Student fees pay for ropes course


The ropes course receives its final touches as construction continues on Jan. 21, 2019.

Rylee Smith

Opinions Editor

If you’ve taken a look past the Student Union and seen a large new structure, it’s not the stress of the new semester making you imagine things.

CSU Bakersfield is coming to the end of building a new ropes challenge course for student groups or teams, nonprofits, local businesses, and other local groups to work on team-building exercises in a physically active environment. The development process has been going on for about three and a half years now, with Outdoor Adventures Coordinator Marshall McArthur leading the planning.

McArthur said construction has been going very well, and there have been no unplanned hiccups to prevent the course from being available on time or to change the cost of construction.

Costs factored in include the facility itself, fencing, sidewalk, and other practical considerations.

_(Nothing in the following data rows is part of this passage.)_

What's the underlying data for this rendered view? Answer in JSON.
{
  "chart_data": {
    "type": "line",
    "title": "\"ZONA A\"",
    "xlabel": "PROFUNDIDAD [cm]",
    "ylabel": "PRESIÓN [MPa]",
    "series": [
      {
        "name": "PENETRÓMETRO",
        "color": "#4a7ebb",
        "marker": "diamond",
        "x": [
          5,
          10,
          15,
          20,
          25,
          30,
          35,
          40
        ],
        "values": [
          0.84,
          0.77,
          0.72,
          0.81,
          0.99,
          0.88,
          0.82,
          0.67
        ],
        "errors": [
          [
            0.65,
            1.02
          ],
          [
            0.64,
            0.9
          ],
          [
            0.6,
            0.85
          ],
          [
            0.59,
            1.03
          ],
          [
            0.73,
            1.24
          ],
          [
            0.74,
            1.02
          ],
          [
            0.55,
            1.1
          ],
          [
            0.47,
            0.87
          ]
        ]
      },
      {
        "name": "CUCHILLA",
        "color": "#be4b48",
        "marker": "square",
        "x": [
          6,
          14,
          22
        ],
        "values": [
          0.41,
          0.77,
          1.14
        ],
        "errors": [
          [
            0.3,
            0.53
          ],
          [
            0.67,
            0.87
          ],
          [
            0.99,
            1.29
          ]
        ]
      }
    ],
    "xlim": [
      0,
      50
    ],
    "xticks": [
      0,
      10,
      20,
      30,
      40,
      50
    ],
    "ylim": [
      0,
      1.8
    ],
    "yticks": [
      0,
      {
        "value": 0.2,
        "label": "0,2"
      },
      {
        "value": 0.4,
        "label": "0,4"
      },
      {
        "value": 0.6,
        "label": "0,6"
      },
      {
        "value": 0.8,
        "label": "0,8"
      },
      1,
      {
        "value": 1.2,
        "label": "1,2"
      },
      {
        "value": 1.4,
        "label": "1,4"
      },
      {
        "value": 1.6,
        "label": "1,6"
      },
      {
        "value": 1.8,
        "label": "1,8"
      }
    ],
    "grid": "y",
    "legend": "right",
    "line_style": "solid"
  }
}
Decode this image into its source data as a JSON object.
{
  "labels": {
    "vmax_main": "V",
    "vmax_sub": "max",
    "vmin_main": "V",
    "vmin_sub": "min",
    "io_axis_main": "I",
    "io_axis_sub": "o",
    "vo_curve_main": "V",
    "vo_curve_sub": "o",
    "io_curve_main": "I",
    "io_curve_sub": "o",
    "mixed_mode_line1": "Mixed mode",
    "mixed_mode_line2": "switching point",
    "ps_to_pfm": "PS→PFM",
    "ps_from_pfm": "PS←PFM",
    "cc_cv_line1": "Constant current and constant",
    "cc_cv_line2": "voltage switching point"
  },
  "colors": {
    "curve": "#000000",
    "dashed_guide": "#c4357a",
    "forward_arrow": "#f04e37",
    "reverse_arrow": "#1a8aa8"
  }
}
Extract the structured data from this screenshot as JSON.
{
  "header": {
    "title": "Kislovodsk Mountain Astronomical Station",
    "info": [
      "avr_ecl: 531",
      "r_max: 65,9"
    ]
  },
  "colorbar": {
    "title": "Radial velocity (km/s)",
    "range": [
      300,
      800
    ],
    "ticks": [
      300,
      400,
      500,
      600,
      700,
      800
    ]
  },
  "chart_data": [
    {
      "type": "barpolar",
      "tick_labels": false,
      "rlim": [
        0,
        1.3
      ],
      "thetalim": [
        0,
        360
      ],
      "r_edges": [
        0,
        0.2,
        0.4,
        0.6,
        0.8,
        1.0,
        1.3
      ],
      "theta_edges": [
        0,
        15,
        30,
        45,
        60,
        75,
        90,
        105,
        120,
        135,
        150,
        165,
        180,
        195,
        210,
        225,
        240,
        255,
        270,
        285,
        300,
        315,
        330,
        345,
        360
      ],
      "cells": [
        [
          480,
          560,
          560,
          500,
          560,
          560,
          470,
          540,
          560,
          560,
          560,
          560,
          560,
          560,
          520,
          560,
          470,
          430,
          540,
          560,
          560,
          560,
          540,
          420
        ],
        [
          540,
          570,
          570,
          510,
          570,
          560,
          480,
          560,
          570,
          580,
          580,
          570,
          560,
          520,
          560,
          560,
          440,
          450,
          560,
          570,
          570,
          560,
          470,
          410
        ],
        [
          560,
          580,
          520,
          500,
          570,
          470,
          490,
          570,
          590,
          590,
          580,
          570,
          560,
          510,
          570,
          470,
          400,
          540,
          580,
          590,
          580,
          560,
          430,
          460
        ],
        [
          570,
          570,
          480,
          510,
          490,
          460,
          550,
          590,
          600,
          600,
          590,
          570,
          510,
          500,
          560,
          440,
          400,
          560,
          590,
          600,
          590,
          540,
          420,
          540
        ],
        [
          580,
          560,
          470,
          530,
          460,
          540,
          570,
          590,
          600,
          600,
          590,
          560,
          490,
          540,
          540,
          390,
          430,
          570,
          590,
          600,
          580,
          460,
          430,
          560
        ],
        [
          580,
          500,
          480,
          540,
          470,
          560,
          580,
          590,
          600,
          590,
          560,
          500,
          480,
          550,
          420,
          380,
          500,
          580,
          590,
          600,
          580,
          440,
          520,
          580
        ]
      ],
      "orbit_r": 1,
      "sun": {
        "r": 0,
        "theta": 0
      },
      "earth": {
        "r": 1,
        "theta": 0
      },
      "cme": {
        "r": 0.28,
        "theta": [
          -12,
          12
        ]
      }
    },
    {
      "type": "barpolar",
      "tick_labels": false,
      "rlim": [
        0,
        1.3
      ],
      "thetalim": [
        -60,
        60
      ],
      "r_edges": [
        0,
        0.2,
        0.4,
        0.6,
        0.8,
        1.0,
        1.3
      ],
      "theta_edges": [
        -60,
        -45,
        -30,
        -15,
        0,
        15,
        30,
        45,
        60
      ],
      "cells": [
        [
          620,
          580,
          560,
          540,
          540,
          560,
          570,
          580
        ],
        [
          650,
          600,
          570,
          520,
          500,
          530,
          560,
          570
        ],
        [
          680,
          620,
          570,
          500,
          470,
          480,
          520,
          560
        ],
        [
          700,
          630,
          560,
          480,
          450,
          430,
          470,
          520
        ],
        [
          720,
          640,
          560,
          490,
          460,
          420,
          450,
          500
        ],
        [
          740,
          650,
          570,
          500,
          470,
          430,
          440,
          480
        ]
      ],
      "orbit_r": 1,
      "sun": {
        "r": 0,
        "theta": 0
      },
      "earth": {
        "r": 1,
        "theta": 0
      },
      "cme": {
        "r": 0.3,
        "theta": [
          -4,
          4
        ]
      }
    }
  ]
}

“When all is said and done, it adds up to about $600,000. This came from student fees in the SRC reserves,” said Mary O’Mahoney, director of the Student Recreation Center.

Unlike other features of the SRC, the Challenge Course is not specifically for CSUB students, though students are encouraged to enjoy it. Instead, it is available to the CSUB community and Bakersfield community alike. Groups must have a minimum of eight people. A two and half hour program costs $80 for the entire group, with an additional $10 per person over eight. Students will have a discount, but McArthur says the exact amount reduced for students has not been released yet.

The course will be finished by Feb. 8, with plans to open soon afterward, but it will not open until the team is sure that all facilitators are ready to provide a quality experience. This preparation will include SRC employees going through the course to give facilitators face-to-face practice with groups.

Asna Rupano, a former student manager on duty at the SRC, said that SRC employees are looking forward to trying the course together.

“It’s [going to] be great because there’s been no physical place for team building for student groups. We didn’t have anything within arms reach. Now I think [the course] will be a good way to make sure students have a positive experience on campus,” Rupano said.

Some of the makeup of the course is being kept confidential, since the exercises are not as effective if teams know what they will be doing beforehand.

“We don’t want people to know everything,” McArthur said.

However, there will be two levels of height, with the lower level set at 20 feet above the ground, and the higher level at 35 feet. Activities will include various options for exiting the course, such as belaying down from the top and a “quick jump” option, where participants are clipped into a harness and jump off of the platform.